Functional Processes
In the previous section, The Importance of Functional Research Results, the functional research phase was described, and the point was made concerning how important it is to keep a strong link between researched functionality and actual implementation of that functionality. Often a system has to automate certain business processes, and the functional research will describe these processes in an abstract form. To keep the link between research and implementation as tight as possible, it's a common step to model the actual implementation after the abstract business process, resulting in classes that we'll call functional processes because they're more or less data-less classes with sole functionality.
The functionality processes are the ideal candidates in which to implement multi-entity-oriented Business Logic rules. In our example of the Gold Customer, a process to upgrade a Customer
to a Gold Customer can be implemented as a functional process that consumes a Customer
entity object and its Order
entity objects, updates some fields of the Customer
entity, and persists that Customer
entity after the upgrade process is complete. Furthermore, because functional processes actually perform the steps of a business process, they are also the place where a context is present in which entities are consumed and the only correct place to decide which rules to plug into an entity object at a given time T for a given context state.

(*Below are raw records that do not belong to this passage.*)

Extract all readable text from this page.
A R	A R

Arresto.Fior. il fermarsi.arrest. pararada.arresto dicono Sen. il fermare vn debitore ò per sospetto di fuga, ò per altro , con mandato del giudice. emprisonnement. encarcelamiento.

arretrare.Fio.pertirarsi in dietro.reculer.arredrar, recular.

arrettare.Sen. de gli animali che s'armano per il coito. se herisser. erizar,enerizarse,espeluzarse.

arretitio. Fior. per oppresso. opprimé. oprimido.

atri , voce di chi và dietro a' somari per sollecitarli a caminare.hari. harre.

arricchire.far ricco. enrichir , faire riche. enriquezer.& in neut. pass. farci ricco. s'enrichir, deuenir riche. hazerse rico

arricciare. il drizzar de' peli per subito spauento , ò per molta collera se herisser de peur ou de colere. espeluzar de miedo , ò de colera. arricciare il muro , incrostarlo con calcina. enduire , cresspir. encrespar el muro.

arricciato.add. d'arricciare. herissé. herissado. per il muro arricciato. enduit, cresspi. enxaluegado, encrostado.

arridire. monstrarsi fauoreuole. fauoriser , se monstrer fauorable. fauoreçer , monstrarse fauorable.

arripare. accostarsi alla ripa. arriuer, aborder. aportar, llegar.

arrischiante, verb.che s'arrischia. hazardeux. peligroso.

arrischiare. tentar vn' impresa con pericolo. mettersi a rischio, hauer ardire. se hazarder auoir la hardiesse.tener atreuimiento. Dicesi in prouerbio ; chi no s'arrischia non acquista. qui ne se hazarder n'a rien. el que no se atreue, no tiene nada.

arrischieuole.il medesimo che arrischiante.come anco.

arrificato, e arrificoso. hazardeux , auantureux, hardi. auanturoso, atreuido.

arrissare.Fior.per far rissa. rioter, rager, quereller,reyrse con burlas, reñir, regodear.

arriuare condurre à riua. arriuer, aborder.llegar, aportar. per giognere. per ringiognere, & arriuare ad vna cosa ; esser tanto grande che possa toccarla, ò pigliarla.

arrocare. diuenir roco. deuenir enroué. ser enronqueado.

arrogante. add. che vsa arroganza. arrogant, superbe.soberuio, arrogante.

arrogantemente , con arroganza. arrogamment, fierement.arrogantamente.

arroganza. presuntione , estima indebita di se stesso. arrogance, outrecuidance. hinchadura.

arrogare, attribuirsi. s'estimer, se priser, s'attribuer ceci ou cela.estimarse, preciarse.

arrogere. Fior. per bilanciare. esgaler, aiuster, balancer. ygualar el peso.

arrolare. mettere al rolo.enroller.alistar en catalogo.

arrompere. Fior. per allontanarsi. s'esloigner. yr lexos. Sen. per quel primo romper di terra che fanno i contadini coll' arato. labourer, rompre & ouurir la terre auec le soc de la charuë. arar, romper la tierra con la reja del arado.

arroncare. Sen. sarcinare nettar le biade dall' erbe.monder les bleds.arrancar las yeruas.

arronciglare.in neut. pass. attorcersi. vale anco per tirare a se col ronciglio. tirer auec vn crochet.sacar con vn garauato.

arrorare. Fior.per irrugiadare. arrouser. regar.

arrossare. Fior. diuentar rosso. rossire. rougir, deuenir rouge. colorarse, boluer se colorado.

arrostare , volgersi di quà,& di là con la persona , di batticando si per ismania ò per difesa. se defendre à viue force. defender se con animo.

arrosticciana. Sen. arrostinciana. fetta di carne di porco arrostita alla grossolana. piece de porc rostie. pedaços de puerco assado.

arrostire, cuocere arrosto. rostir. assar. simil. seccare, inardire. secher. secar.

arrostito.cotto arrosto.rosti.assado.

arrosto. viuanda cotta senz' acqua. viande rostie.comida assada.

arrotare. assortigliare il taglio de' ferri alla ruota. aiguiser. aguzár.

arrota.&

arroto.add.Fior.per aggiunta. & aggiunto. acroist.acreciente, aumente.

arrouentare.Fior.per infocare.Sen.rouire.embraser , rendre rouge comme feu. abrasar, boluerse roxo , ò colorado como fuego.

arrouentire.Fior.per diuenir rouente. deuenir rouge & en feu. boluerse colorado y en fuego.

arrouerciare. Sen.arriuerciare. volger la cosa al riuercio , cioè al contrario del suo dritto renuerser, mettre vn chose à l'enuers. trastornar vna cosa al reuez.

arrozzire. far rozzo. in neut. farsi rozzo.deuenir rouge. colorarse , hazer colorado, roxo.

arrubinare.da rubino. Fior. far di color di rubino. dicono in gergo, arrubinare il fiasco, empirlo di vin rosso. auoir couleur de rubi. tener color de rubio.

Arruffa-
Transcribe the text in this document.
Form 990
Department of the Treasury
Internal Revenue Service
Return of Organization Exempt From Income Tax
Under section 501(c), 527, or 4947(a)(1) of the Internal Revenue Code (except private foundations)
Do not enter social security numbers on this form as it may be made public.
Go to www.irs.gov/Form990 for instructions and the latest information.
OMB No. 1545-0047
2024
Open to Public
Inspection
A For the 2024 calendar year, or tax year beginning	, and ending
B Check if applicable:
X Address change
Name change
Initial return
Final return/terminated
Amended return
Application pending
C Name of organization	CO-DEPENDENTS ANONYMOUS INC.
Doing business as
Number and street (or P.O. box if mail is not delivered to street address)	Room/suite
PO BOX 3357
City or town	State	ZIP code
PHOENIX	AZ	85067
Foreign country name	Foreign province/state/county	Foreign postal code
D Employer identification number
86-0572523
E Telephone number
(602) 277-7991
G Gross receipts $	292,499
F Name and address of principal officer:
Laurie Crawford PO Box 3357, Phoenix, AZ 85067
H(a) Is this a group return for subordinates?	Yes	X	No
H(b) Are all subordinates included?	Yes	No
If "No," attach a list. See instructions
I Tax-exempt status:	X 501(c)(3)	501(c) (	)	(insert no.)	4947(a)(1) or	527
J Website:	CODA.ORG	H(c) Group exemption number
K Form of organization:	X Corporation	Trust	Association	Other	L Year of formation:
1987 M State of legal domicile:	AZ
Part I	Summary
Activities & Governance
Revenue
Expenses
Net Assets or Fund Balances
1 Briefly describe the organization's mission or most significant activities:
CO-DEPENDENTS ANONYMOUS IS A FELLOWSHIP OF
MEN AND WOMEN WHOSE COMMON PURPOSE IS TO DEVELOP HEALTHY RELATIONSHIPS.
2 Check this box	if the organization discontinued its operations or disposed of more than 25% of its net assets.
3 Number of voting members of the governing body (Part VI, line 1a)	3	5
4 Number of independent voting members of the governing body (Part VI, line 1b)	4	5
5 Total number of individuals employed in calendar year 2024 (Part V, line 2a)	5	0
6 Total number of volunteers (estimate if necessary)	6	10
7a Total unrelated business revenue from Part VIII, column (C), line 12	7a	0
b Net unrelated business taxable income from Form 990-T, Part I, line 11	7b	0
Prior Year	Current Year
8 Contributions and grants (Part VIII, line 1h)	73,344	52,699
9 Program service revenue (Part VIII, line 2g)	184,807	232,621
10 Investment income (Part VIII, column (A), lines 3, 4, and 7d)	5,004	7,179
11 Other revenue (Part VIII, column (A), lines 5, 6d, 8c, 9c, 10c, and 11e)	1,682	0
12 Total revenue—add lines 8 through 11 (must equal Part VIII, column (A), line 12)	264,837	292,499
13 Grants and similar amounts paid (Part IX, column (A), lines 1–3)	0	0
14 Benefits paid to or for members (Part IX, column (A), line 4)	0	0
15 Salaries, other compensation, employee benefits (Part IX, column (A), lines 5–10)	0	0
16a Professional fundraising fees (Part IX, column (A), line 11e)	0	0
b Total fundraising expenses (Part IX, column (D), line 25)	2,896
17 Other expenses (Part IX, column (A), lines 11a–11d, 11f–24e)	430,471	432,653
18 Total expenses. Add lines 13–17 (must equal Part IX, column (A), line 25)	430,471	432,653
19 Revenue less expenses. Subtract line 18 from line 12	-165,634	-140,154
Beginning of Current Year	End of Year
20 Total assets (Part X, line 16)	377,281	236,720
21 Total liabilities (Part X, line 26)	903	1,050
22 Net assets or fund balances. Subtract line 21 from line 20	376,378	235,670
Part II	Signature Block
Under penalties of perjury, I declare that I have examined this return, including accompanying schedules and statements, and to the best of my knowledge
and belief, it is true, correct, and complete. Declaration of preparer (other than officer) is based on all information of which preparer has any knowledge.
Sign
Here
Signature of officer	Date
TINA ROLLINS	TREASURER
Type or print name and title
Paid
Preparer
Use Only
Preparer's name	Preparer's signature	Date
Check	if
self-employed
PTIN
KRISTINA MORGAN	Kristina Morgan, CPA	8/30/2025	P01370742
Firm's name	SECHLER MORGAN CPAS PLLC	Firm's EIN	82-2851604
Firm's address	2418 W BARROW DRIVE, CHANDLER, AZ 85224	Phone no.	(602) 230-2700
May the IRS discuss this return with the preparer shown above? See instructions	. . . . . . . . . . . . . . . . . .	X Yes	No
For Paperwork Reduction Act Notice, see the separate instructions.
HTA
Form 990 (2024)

The Ideal World Using NIAM/ORM for Classes and Databases
For most people, reality is not always in sync with what we expect to be an ideal world, and everyday software development is no exception to that. In the functional research paragraph, physical relational model metadata were used to produce mappings and classes to get to the entity class definitions for the developer to work with. A more ideal approach would be if the NIAM/ORM model could also be used to generate entity classes directly, avoiding a transformation from metadata to class definition. It would make the ultimate goal, where the design of the application is as usable as the application itself, appear to be one step closer.
When that ideal world will be a reality, or even if it will be a reality, is hard to say as a lot of the factors that influence how a software project could be made a success can be found in areas outside the world of computer science. Nevertheless, it's interesting to see what can be accomplished today, with techniques developed today, like model-driven software development.
References
[1] Codd, E. F. "A Relational Model of Data for Large Shared Data Banks." Communications of the ACM, vol. 13 #6, 1970.
[2] Fowler, Martin. Patterns of Enterprise Application Architecture. Boston, MA: Addison-Wesley, 2003.
[3] Chen, P. "The entity-relationship model[md]toward a unified view of data." ACM Transactions on database systems, vol.1 no.1, 1976.
[4] Halpin, T.A. and G.M. Nijssen. Conceptual Schema and Relational Database Design: A Fact-Oriented Approach. New Jersey: Prentice Hall, 1989.
[5] Halpin, Terry. Information Modeling and Relational Databases: From Conceptual Analysis to Logical Design. San Francisco: Morgan Kaufmann, 2001.